Ngorongoro is the world’s largest unflooded, intact caldera. Grasslands, stream-fed swamps and forests occupy the of crater floor, 1600 ft fleet below the crater rim. Located between Serengeti and Tarangire National Parks in Tanzania, Ngorongoro quite possibly has the largest permanent concentration of wildlife in Africa, and because there's a permanent water source, game-viewing is excellent year-round. In addition, it's among the best places to see black rhino in East Africa. It's also good for spotting elephant, waterbuck, leopard, hippo, and reedbuck. There are about 400 bird species within and around the crater.
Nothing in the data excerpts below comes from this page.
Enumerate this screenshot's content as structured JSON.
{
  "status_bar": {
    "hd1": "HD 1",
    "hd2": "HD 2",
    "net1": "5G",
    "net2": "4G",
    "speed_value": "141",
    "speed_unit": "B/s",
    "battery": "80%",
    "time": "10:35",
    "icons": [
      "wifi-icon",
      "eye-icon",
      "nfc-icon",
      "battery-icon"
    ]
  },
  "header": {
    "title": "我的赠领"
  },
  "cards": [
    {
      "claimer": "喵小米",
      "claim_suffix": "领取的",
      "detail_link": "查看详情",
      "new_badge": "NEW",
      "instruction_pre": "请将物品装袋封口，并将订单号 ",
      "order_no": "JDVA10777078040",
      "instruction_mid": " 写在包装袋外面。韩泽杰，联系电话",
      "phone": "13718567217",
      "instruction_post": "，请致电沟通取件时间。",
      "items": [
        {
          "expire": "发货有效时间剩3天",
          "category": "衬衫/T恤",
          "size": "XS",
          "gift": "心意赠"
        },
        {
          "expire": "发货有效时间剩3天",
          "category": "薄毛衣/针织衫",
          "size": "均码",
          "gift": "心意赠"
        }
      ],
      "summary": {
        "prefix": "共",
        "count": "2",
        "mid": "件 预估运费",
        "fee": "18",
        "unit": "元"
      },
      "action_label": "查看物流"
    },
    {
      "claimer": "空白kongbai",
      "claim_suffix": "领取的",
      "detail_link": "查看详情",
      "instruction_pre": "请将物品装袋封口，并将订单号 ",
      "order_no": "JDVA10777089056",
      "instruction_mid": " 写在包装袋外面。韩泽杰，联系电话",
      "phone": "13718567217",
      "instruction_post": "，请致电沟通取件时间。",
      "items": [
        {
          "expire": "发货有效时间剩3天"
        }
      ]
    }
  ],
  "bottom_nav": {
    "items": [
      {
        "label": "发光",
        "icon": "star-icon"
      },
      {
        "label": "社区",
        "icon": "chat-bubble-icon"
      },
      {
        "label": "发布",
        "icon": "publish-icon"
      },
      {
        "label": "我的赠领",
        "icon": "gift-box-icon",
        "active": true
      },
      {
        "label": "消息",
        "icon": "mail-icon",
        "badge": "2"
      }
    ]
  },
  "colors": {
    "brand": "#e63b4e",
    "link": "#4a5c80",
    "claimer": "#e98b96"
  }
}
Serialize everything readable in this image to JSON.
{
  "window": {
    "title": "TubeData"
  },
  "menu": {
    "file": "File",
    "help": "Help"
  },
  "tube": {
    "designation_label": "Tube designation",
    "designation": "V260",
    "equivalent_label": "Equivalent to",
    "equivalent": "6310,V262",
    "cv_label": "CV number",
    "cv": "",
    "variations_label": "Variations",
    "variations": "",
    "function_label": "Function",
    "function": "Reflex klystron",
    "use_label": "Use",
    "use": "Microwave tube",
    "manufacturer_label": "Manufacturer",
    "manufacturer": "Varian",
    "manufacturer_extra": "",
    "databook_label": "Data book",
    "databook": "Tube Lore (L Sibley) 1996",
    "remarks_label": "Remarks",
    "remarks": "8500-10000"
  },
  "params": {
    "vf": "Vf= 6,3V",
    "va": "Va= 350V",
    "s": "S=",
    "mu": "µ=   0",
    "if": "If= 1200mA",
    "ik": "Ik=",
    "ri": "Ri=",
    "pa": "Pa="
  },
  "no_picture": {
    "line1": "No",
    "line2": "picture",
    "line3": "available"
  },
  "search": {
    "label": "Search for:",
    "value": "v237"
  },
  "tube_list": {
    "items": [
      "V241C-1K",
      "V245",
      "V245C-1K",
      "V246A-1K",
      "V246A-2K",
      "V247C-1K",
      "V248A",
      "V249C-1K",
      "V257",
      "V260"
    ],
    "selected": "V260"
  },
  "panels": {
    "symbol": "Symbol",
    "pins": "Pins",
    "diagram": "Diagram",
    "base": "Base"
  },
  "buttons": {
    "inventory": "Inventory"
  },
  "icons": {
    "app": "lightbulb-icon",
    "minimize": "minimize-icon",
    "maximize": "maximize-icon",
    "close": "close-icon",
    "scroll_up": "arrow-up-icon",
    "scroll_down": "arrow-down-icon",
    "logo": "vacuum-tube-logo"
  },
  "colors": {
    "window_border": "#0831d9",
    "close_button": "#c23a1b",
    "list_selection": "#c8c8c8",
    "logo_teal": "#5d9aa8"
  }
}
The crater floor itself only occupies 102 mi² of the entire 3200 mi² conservation area (an UNESCO World Heritage Site). Because it's neither a national park nor private reserve, many Maasai tribesman reside in villages throughout the conservancy. Herdsman occasionally even bring their cattle to graze on the crater floor. Attractions outside of the crater include Olmoti and Empakaai Craters, Ol Doinyo Lengai, Oldupai Gorge (site of some of Mary Leakey’s archaeological discoveries), and the Shifting Sands.
Several camps and lodges are located on the crater rim. Numerous lodges and hotels are located in Karatu, the closest town to the park entrance.